Gawyn si grattò la testa. «Be’, se vi è implicato Rand al’Thor, non fatevi sentire da Elaida. Già tre volte, da quando siamo giunti, mi ha torchiato come un Inquisitore dei Manti Bianchi. Non penso che abbia intenzioni...» Trasalì: una donna attraversava il giardino, una donna con lo scialle rosso. «Basta nominare il Tenebroso, per vederlo comparire. Non voglio un’altra predica perché non mi sono rimesso la camicia prima d’uscire dal campo d’addestramento. Buongiorno a tutt’e tre.»
Avvicinandosi al ponte, Elaida guardò Gawyn che si allontanava. Era graziosa, più che bella, ma quell’aria senza età la segnava con maggiore chiarezza dello scialle: solo le Sorelle di nomina più recente non l’avevano. Quando soffermò per un momento lo sguardo su Egwene, quest’ultima scorse la durezza della donna. Aveva sempre creduto che Moiraine fosse forte, acciaio sotto un panno di seta: Elaida faceva a meno della seta.
«Elaida» disse Elayne «ti presento Egwene. Anche lei è nata con il seme in sé. E ha già avuto alcune lezioni, quindi è al mio stesso punto. Elaida?»
L’Aes Sedai la guardò senza espressione. «A Caemlyn, bambina, sono consigliera della regina tua madre, ma qui siamo nella Torre Bianca e tu sei una novizia.» Min accennò ad andarsene, ma Elaida la bloccò, con un secco ordine. «Resta ragazza. Vorrei parlarti.»
«Ti conosco da quando sono nata, Elaida» protestò Elayne, incredula. «Mi hai vista crescere, hai fatto fiorire i giardini in inverno, per farmi giocare.»
«Bambina, là eri l’Erede. Qui sei una novizia. Devi impararlo. Un giorno sarai importante. Ora devi imparare!»
«Sì, Aes Sedai.»
Egwene era stupefatta. Se qualcuno l’avesse sgridata in questo modo di fronte ad altri, si sarebbe infuriata.
«Ora andatevene, voi due.» Un gong iniziò una serie di rintocchi sonori e profondi; Elaida inclinò la testa. Il sole era a metà strada dallo zenith. «L’Ora Alta» disse Elaida. «Sbrigatevi, se non volete altri rimproveri. E tu, Elayne, terminati i lavori domestici, vai nello studio della Maestra delle Novizie. Una novizia non rivolge la parola alle Aes Sedai, se non è interrogata. Correte, voi due. Farete tardi. Di corsa!»

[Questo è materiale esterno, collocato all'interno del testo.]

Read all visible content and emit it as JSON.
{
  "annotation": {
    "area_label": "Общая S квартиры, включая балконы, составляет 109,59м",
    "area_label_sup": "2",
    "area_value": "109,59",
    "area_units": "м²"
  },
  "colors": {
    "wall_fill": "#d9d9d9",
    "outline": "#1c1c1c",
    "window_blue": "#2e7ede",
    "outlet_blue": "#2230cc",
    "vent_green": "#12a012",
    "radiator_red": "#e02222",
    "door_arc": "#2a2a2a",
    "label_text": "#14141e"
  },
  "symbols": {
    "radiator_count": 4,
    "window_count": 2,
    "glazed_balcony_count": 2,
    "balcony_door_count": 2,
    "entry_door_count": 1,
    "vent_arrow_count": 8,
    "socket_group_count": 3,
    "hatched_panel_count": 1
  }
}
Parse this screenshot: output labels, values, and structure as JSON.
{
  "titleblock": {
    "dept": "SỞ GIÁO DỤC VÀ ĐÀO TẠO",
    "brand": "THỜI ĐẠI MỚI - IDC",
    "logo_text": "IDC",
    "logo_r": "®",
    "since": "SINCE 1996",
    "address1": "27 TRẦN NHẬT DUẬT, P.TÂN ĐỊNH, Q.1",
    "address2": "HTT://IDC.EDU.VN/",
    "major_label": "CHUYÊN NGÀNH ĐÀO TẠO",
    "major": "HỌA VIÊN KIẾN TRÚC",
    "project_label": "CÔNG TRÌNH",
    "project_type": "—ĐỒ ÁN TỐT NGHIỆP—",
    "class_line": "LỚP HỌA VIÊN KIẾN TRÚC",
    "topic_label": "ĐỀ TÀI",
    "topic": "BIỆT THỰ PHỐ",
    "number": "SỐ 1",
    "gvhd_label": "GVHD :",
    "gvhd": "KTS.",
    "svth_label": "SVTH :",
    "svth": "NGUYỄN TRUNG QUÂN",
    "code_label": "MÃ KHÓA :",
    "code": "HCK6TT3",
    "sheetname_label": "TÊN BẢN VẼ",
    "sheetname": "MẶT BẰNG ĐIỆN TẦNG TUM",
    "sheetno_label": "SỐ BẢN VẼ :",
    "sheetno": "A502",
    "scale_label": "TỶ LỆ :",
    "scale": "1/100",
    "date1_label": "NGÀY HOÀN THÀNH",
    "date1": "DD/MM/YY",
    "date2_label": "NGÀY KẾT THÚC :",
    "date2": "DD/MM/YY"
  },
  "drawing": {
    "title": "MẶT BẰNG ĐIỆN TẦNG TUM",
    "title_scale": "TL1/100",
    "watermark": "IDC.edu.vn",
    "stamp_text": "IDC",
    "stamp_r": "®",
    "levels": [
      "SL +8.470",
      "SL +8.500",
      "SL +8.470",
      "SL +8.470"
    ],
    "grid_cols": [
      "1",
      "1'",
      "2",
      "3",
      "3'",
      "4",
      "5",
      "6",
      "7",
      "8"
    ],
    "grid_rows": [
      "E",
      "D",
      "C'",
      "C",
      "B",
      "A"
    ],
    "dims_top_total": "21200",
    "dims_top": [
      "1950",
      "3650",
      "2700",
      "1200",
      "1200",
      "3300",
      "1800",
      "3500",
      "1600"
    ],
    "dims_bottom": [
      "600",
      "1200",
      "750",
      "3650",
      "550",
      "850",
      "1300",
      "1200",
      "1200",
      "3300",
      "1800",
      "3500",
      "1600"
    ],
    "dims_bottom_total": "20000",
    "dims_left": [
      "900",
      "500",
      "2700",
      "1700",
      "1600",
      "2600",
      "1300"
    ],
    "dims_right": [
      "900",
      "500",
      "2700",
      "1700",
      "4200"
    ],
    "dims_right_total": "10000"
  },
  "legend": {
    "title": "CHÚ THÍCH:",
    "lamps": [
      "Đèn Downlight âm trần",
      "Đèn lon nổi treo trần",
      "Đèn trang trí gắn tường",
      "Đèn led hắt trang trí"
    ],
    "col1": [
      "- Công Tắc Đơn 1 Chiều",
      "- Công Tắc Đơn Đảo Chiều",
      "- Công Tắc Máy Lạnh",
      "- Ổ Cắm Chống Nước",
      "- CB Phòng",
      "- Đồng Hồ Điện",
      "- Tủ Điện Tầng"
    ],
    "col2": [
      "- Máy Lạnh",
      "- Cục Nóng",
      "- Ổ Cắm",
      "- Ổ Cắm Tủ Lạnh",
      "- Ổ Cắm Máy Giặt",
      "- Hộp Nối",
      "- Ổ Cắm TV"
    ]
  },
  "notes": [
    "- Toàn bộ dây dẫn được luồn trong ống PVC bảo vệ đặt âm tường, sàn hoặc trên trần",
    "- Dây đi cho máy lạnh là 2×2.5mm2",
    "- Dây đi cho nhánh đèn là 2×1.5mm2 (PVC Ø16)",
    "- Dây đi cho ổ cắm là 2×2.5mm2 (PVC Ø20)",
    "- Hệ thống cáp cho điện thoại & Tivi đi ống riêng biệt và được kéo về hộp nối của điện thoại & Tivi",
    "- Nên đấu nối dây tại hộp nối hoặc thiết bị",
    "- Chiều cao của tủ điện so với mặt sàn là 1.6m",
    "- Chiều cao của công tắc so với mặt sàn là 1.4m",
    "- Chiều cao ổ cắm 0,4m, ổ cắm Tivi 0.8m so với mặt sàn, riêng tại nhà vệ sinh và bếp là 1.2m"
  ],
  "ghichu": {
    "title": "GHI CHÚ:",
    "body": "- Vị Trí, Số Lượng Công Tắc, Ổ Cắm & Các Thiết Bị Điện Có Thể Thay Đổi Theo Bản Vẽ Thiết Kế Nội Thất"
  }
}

Egwene e Elayne si rimboccarono la veste e si allontanarono di corsa. Egwene guardò l’amica: Elayne aveva sulle guance due chiazze rosse e in viso un’espressione decisa.

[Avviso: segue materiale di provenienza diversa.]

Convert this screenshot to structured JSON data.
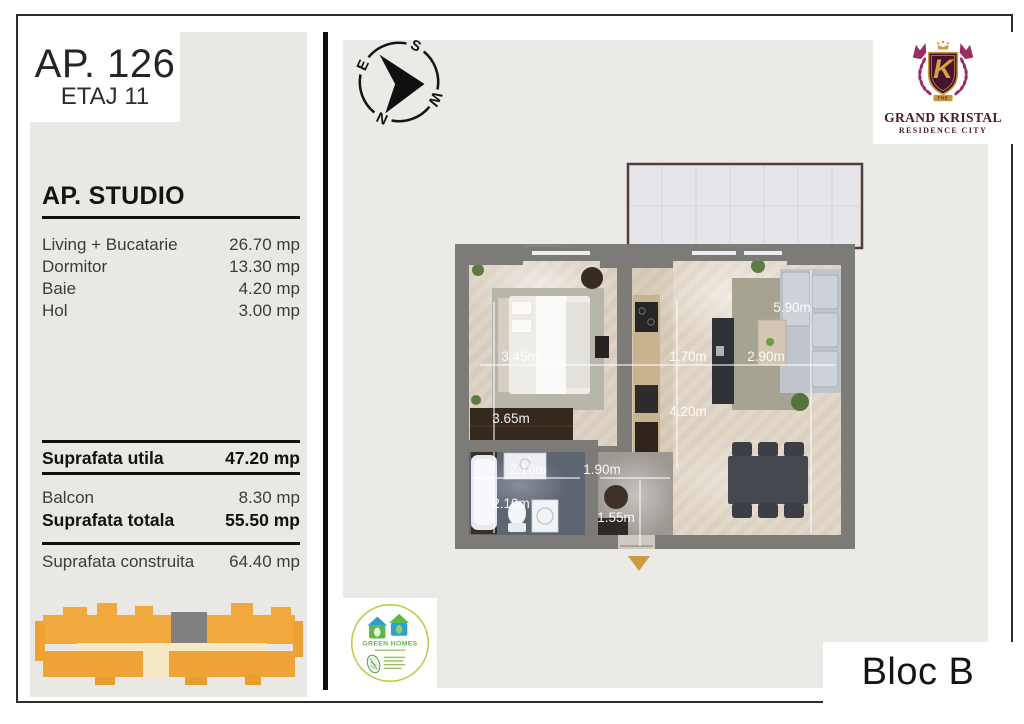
{
  "left_panel": {
    "apartment": "AP. 126",
    "floor": "ETAJ 11",
    "title": "AP. STUDIO",
    "rooms": [
      {
        "label": "Living + Bucatarie",
        "value": "26.70 mp"
      },
      {
        "label": "Dormitor",
        "value": "13.30 mp"
      },
      {
        "label": "Baie",
        "value": "4.20 mp"
      },
      {
        "label": "Hol",
        "value": "3.00 mp"
      }
    ],
    "summary": {
      "utila": {
        "label": "Suprafata utila",
        "value": "47.20 mp"
      },
      "balcon": {
        "label": "Balcon",
        "value": "8.30 mp"
      },
      "totala": {
        "label": "Suprafata totala",
        "value": "55.50 mp"
      },
      "construita": {
        "label": "Suprafata construita",
        "value": "64.40 mp"
      }
    }
  },
  "brand": {
    "the": "THE",
    "name": "GRAND KRISTAL",
    "subtitle": "RESIDENCE CITY"
  },
  "compass": {
    "n": "N",
    "e": "E",
    "s": "S",
    "w": "W"
  },
  "plan": {
    "dims": {
      "bedroom_w": "3.45m",
      "bedroom_h": "3.65m",
      "kitchen_w": "1.70m",
      "living_w": "2.90m",
      "living_h": "5.90m",
      "mid_h": "4.20m",
      "bath_w": "2.10m",
      "bath_h": "2.10m",
      "hall_w": "1.90m",
      "hall_h": "1.55m"
    }
  },
  "footer": {
    "block": "Bloc B",
    "eco_title": "GREEN HOMES"
  },
  "colors": {
    "wall_gray": "#7c7b77",
    "building_orange": "#f1a83d",
    "building_cream": "#f8e9c6",
    "unit_gray": "#818181",
    "brand_magenta": "#9b2d66",
    "brand_maroon": "#471430",
    "brand_gold": "#cf9b3e",
    "eco_green": "#5cb848",
    "eco_blue": "#2e9fd0",
    "entrance_arrow": "#cf9b3e"
  }
}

«Diventerò Aes Sedai» disse Elayne, sottovoce, come se fosse una promessa.
Egwene udì anche le prime parole dell’Aes Sedai: «A quanto mi risulta, bambina, sei stata mandata qui da Moiraine Sedai...»
Avrebbe voluto restare ad ascoltare, per scoprire se Elaida faceva domande su Rand, ma l’Ora Alta risuonava nella Torre Bianca e chiamava al lavoro. Proseguì di corsa, come le era stato ordinato.

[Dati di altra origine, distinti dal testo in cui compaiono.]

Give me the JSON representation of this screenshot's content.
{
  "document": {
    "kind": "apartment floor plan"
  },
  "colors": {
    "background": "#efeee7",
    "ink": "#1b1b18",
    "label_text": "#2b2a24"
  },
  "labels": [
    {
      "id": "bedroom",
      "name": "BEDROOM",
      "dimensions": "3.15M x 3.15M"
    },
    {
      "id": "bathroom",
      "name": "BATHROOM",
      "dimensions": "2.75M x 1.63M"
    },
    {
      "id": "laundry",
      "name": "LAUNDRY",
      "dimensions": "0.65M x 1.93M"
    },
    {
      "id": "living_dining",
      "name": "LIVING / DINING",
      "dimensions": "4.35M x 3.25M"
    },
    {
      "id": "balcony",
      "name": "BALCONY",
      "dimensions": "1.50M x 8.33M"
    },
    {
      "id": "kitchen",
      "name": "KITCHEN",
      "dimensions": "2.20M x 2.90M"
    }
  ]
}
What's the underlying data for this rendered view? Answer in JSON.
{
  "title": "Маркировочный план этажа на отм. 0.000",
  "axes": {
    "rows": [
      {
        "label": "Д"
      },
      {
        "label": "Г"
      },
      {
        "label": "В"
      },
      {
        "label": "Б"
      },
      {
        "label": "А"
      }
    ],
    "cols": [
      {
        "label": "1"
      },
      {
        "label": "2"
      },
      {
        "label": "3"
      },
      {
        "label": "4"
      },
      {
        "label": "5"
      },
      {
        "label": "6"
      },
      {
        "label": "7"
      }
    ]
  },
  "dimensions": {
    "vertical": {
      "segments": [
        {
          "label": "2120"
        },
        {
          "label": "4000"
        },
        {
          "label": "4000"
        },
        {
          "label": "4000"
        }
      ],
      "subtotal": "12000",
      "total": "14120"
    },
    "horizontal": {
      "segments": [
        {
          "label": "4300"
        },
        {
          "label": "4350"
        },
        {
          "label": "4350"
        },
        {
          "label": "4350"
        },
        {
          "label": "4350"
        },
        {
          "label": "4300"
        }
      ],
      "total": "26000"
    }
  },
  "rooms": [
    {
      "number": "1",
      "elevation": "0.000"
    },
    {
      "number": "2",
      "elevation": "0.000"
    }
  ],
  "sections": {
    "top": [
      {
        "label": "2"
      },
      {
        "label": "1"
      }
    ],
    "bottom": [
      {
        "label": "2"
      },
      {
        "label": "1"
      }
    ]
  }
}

«Diventerò Aes Sedai» brontolò. Elayne le rivolse un rapido sorriso di comprensione.
Quando finalmente lasciò il ponte, Min aveva la camicia appiccicata alla pelle. Non per il sudore provocato dal sole, ma per le domande di Elaida. Si guardò indietro, per accertarsi che l’Aes Sedai non la seguisse, ma Elaida non era in vista.
Come faceva, Elaida, a sapere che era stata Moiraine a mandarla lì? Del segreto erano al corrente soltanto Moiraine e Sheriam, oltre a Min stessa. E tutte quelle domande su Rand! Non era stato facile mantenere calmo il viso e sicuro lo sguardo, mentre diceva in faccia a un’Aes Sedai di non averlo mai sentito nominare e di non sapere niente di lui. Che cosa voleva, Elaida, da Rand? E che cosa voleva, Moiraine? Che cos’era, Rand? Non aveva nessuna voglia d’innamorarsi d’un uomo incontrato una volta sola... e per di più contadino.
«Moiraine, la Luce t’accechi» brontolò. «Quale che sia il motivo per cui mi hai fatta venire qui, esci da dove ti nascondi e dimmelo, così me ne vado!»
L’unica risposta fu il canto melodioso delle aligrigie. Con una smorfia, Min andò in cerca d’un posto dove ritrovare la calma.